Одорих из Порденоне, О непознанных вещах.

Odoricus da Pordenoniensis, De rebus incognitis,

Impressus Esauri, 1513, c. 21, p. 15

Однажды, в конце января, я пошел забирать машину, которую оставил на улице Маркиза Гуальди, и наткнулся на Салона. Тот выходил из «Мануция». – Повидались с моим другом Алье, – сказал он. С другом? Насколько я помнил по Пьемонту, Алье его терпеть не мог. Интересно, это Салон что-то вынюхивал в «Мануции» или Алье привлек его, чтобы выйти на кого-нибудь там еще?

Не успел я задуматься на эту тему, как Салон предложил мне аперитив, и мы оказались у Пилада. Я никогда не видел Салона в этом месте, но с Пиладом они поздоровались как старые знакомые. Мы сели, и он осведомился, как поживает моя история магии. Он и об этом слышал! Я решил пощупать его на предмет пустотелой Земли и насчет Зеботтендорффа, о котором упоминал Бельбо.

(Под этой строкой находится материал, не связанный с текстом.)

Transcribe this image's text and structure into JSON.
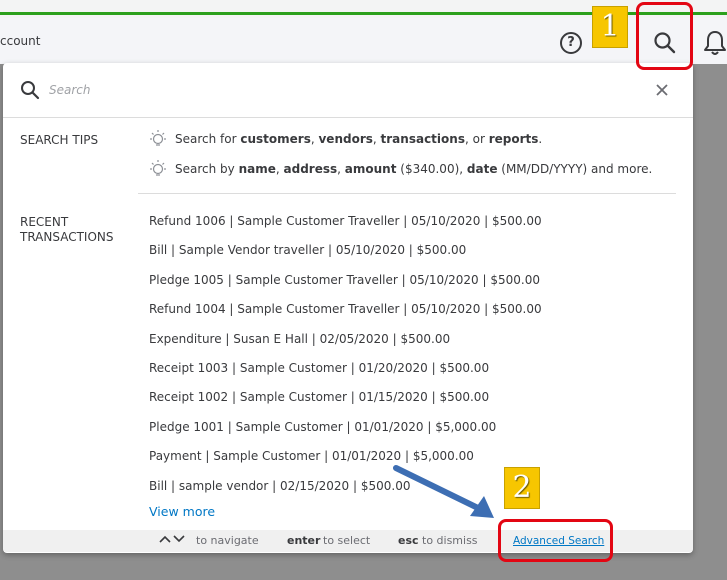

Салон хихикнул: – Ну ясно, к вам же ходит столько сумасшедших! Об этой истории с пустотелой Землей ничего не знаю. А фон Зеботтендорфф, ну что ж, он был странный такой человек… Чуть было не вбил в голову Гиммлеру и всей их компании мысли, самоубийственные для немецкого народа.

– Какие мысли?

– Восточные фантазии. Он опасался евреев и обожал арабов и разных турок. Ну, а вообще вы знаете, что на письменном столе у Гиммлера вместе с «Майн Кампф» постоянно находился Коран? Зеботтендорфф в молодости побывал под влиянием не помню там какой турецкой тайной секты и изучал исламский гнозис. Он произносил «Фюрер», а думал о Горном Старце. И когда они вместе основали СС, они имели в виду организацию наподобие ассассинов… Вы задумайтесь, почему в Первой мировой войне Германия с Турцией выступили союзниками…

– Откуда же вам известно все это?

– Я, кажется, уже говорил вам, что мой покойный папа работал в России в Охране. Ну вот, я помню, что в те времена царская полиция интересовалась ассассинами, кажется, по инициативе в первую очередь Рачковского… Этот след не был хорошо изучен, потому что к чему имели отношение ассассины, к тому не имели отношения евреи, а опасность тогда исходила как раз от евреев. Тогда и всегда. Евреи возвратились в Палестину и заставили остальных выбраться из пещер. Но вообще-то история запутанная, давайте не будем разбираться во всем этом.